Wei Ziqiang, Wang Xiao-Jing
Janelia Research Campus, Howard Hughes Medical Institute, Ashburn, Virginia; The Solomon H. Snyder Department of Neuroscience, The Johns Hopkins University, Baltimore, Maryland;
Center for Neural Science, New York University (NYU), New York, New York; and NYU-ECNU Institute of Brain and Cognitive Science, NYU Shanghai, Shanghai, China
J Neurophysiol. 2015 Jul;114(1):99-113. doi: 10.1152/jn.00793.2014. Epub 2015 May 6.
Evaluation of confidence about one's knowledge is key to the brain's ability to monitor cognition. To investigate the neural mechanism of confidence assessment, we examined a biologically realistic spiking network model and found that it reproduced salient behavioral observations and single-neuron activity data from a monkey experiment designed to study confidence about a decision under uncertainty. Interestingly, the model predicts that changes of mind can occur in a mnemonic delay when confidence is low; the probability of changes of mind increases (decreases) with task difficulty in correct (error) trials. Furthermore, a so-called "hard-easy effect" observed in humans naturally emerges, i.e., behavior shows underconfidence (underestimation of correct rate) for easy or moderately difficult tasks and overconfidence (overestimation of correct rate) for very difficult tasks. Importantly, in the model, confidence is computed using a simple neural signal in individual trials, without explicit representation of probability functions. Therefore, even a concept of metacognition can be explained by sampling a stochastic neural activity pattern.

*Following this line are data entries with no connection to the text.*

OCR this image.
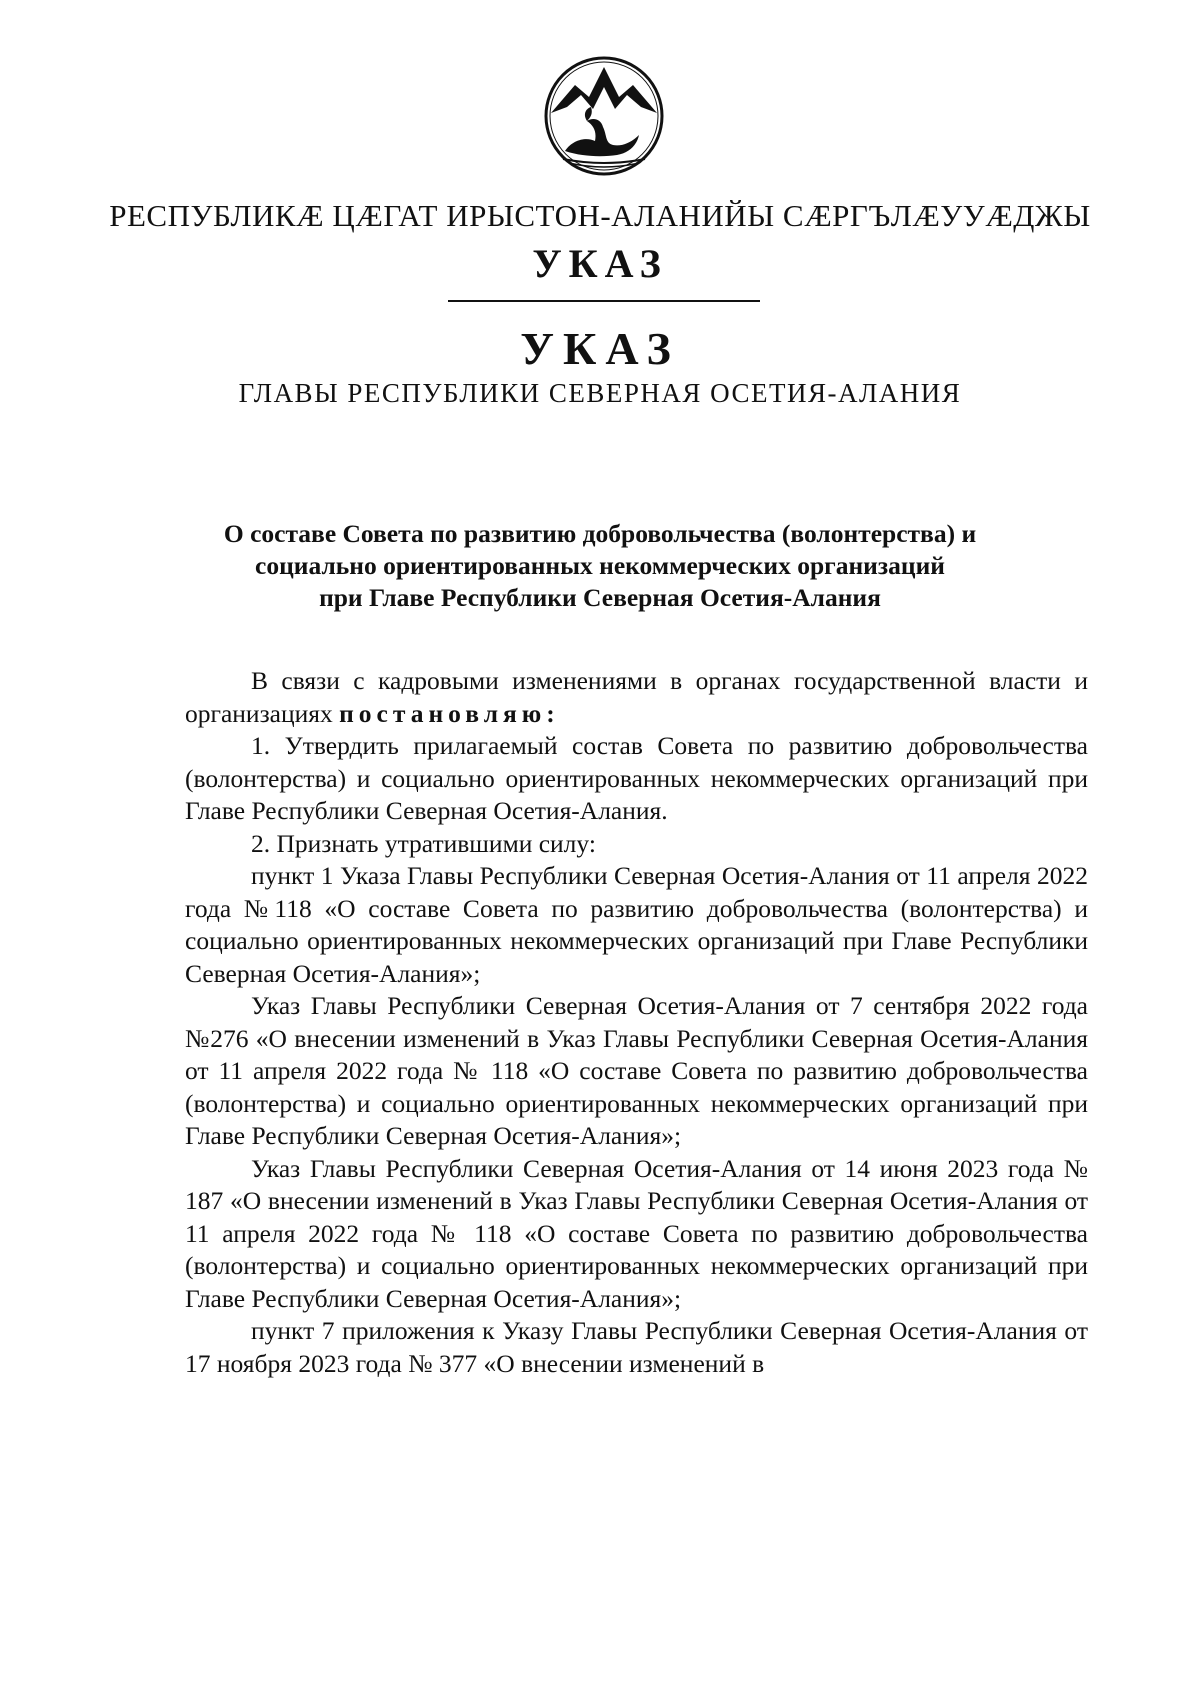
РЕСПУБЛИКӔ ЦӔГАТ ИРЫСТОН-АЛАНИЙЫ СӔРГЪЛӔУУӔДЖЫ
УКАЗ
УКАЗ
ГЛАВЫ РЕСПУБЛИКИ СЕВЕРНАЯ ОСЕТИЯ-АЛАНИЯ
О составе Совета по развитию добровольчества (волонтерства) и
социально ориентированных некоммерческих организаций
при Главе Республики Северная Осетия-Алания

В связи с кадровыми изменениями в органах государственной власти и организациях постановляю:

1. Утвердить прилагаемый состав Совета по развитию добровольчества (волонтерства) и социально ориентированных некоммерческих организаций при Главе Республики Северная Осетия-Алания.

2. Признать утратившими силу:

пункт 1 Указа Главы Республики Северная Осетия-Алания от 11 апреля 2022 года №118 «О составе Совета по развитию добровольчества (волонтерства) и социально ориентированных некоммерческих организаций при Главе Республики Северная Осетия-Алания»;

Указ Главы Республики Северная Осетия-Алания от 7 сентября 2022 года №276 «О внесении изменений в Указ Главы Республики Северная Осетия-Алания от 11 апреля 2022 года № 118 «О составе Совета по развитию добровольчества (волонтерства) и социально ориентированных некоммерческих организаций при Главе Республики Северная Осетия-Алания»;

Указ Главы Республики Северная Осетия-Алания от 14 июня 2023 года № 187 «О внесении изменений в Указ Главы Республики Северная Осетия-Алания от 11 апреля 2022 года № 118 «О составе Совета по развитию добровольчества (волонтерства) и социально ориентированных некоммерческих организаций при Главе Республики Северная Осетия-Алания»;

пункт 7 приложения к Указу Главы Республики Северная Осетия-Алания от 17 ноября 2023 года № 377 «О внесении изменений в
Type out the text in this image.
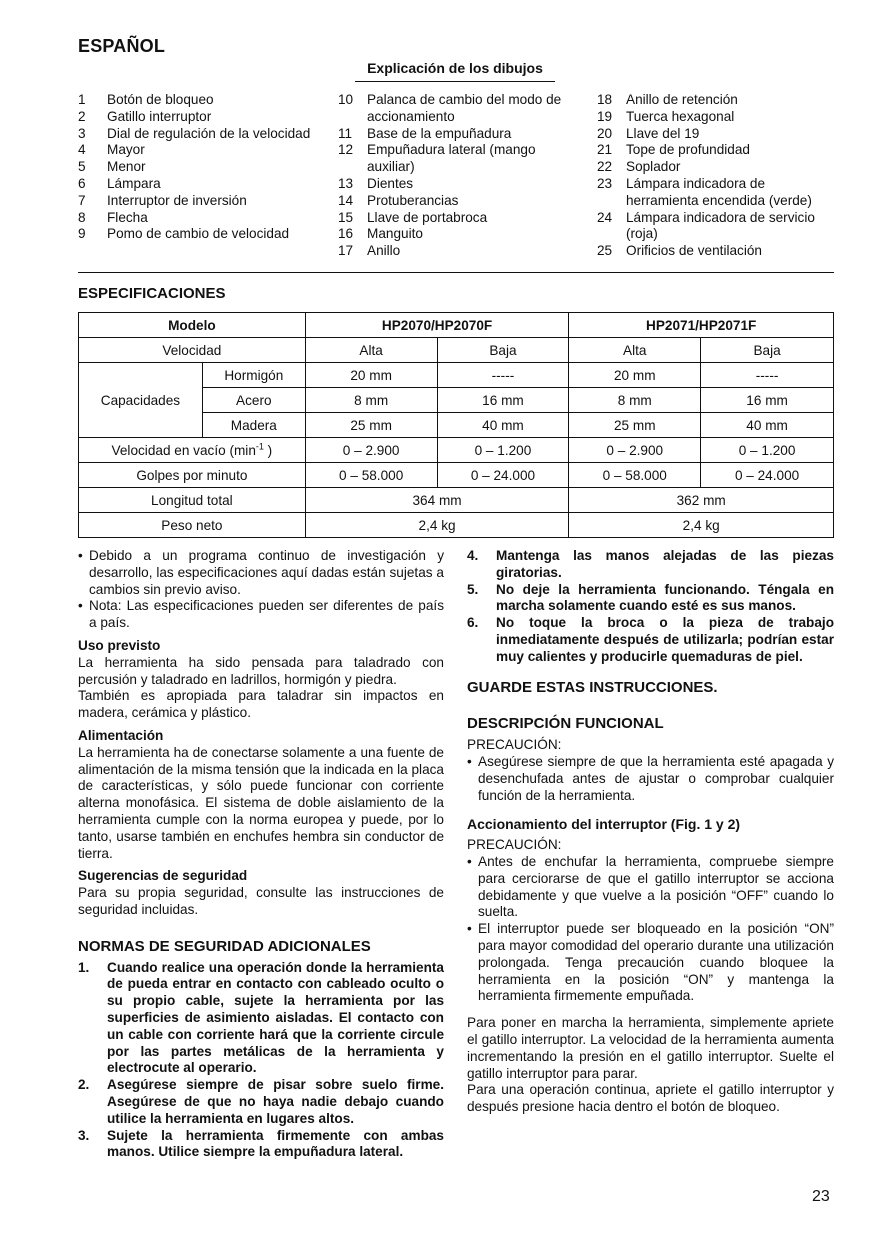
ESPAÑOL
Explicación de los dibujos
1	Botón de bloqueo
2	Gatillo interruptor
3	Dial de regulación de la velocidad
4	Mayor
5	Menor
6	Lámpara
7	Interruptor de inversión
8	Flecha
9	Pomo de cambio de velocidad
10	Palanca de cambio del modo de accionamiento
11	Base de la empuñadura
12	Empuñadura lateral (mango auxiliar)
13	Dientes
14	Protuberancias
15	Llave de portabroca
16	Manguito
17	Anillo
18	Anillo de retención
19	Tuerca hexagonal
20	Llave del 19
21	Tope de profundidad
22	Soplador
23	Lámpara indicadora de herramienta encendida (verde)
24	Lámpara indicadora de servicio (roja)
25	Orificios de ventilación
ESPECIFICACIONES
Modelo		HP2070/HP2070F		HP2071/HP2071F	
Velocidad		Alta	Baja	Alta	Baja
Capacidades	Hormigón	20 mm	-----	20 mm	-----
	Acero	8 mm	16 mm	8 mm	16 mm
	Madera	25 mm	40 mm	25 mm	40 mm
Velocidad en vacío ($\min^{-1}$ )		0 – 2.900	0 – 1.200	0 – 2.900	0 – 1.200
Golpes por minuto		0 – 58.000	0 – 24.000	0 – 58.000	0 – 24.000
Longitud total		364 mm		362 mm	
Peso neto		2,4 kg		2,4 kg	
• Debido a un programa continuo de investigación y desarrollo, las especificaciones aquí dadas están sujetas a cambios sin previo aviso.
• Nota: Las especificaciones pueden ser diferentes de país a país.
Uso previsto
La herramienta ha sido pensada para taladrado con percusión y taladrado en ladrillos, hormigón y piedra.
También es apropiada para taladrar sin impactos en madera, cerámica y plástico.
Alimentación
La herramienta ha de conectarse solamente a una fuente de alimentación de la misma tensión que la indicada en la placa de características, y sólo puede funcionar con corriente alterna monofásica. El sistema de doble aislamiento de la herramienta cumple con la norma europea y puede, por lo tanto, usarse también en enchufes hembra sin conductor de tierra.
Sugerencias de seguridad
Para su propia seguridad, consulte las instrucciones de seguridad incluidas.
NORMAS DE SEGURIDAD ADICIONALES
1.	Cuando realice una operación donde la herramienta de pueda entrar en contacto con cableado oculto o su propio cable, sujete la herramienta por las superficies de asimiento aisladas. El contacto con un cable con corriente hará que la corriente circule por las partes metálicas de la herramienta y electrocute al operario.
2.	Asegúrese siempre de pisar sobre suelo firme. Asegúrese de que no haya nadie debajo cuando utilice la herramienta en lugares altos.
3.	Sujete la herramienta firmemente con ambas manos. Utilice siempre la empuñadura lateral.
4.	Mantenga las manos alejadas de las piezas giratorias.
5.	No deje la herramienta funcionando. Téngala en marcha solamente cuando esté es sus manos.
6.	No toque la broca o la pieza de trabajo inmediatamente después de utilizarla; podrían estar muy calientes y producirle quemaduras de piel.
GUARDE ESTAS INSTRUCCIONES.
DESCRIPCIÓN FUNCIONAL
PRECAUCIÓN:
• Asegúrese siempre de que la herramienta esté apagada y desenchufada antes de ajustar o comprobar cualquier función de la herramienta.
Accionamiento del interruptor (Fig. 1 y 2)
PRECAUCIÓN:
• Antes de enchufar la herramienta, compruebe siempre para cerciorarse de que el gatillo interruptor se acciona debidamente y que vuelve a la posición “OFF” cuando lo suelta.
• El interruptor puede ser bloqueado en la posición “ON” para mayor comodidad del operario durante una utilización prolongada. Tenga precaución cuando bloquee la herramienta en la posición “ON” y mantenga la herramienta firmemente empuñada.
Para poner en marcha la herramienta, simplemente apriete el gatillo interruptor. La velocidad de la herramienta aumenta incrementando la presión en el gatillo interruptor. Suelte el gatillo interruptor para parar.
Para una operación continua, apriete el gatillo interruptor y después presione hacia dentro el botón de bloqueo.
23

对自身知识的信心评估是大脑监测认知能力的关键。为了研究信心评估的神经机制,我们考察了一个具有生物真实性的脉冲神经网络模型,发现它再现了来自一项猴子实验的显著行为观察结果和单神经元活动数据,该实验旨在研究在不确定性下对决策的信心。有趣的是,该模型预测,当信心较低时,在记忆延迟期间可能会出现想法改变;在正确(错误)试验中,想法改变的概率随任务难度增加(降低)。此外,在人类中观察到的所谓“难易效应”自然出现,即对于简单或中等难度的任务,行为表现为信心不足(低估正确率),而对于非常困难的任务,行为表现为过度自信(高估正确率)。重要的是,在该模型中,信心是在单个试验中使用简单的神经信号计算得出的,没有明确表示概率函数。因此,即使是元认知的概念也可以通过对随机神经活动模式进行采样来解释。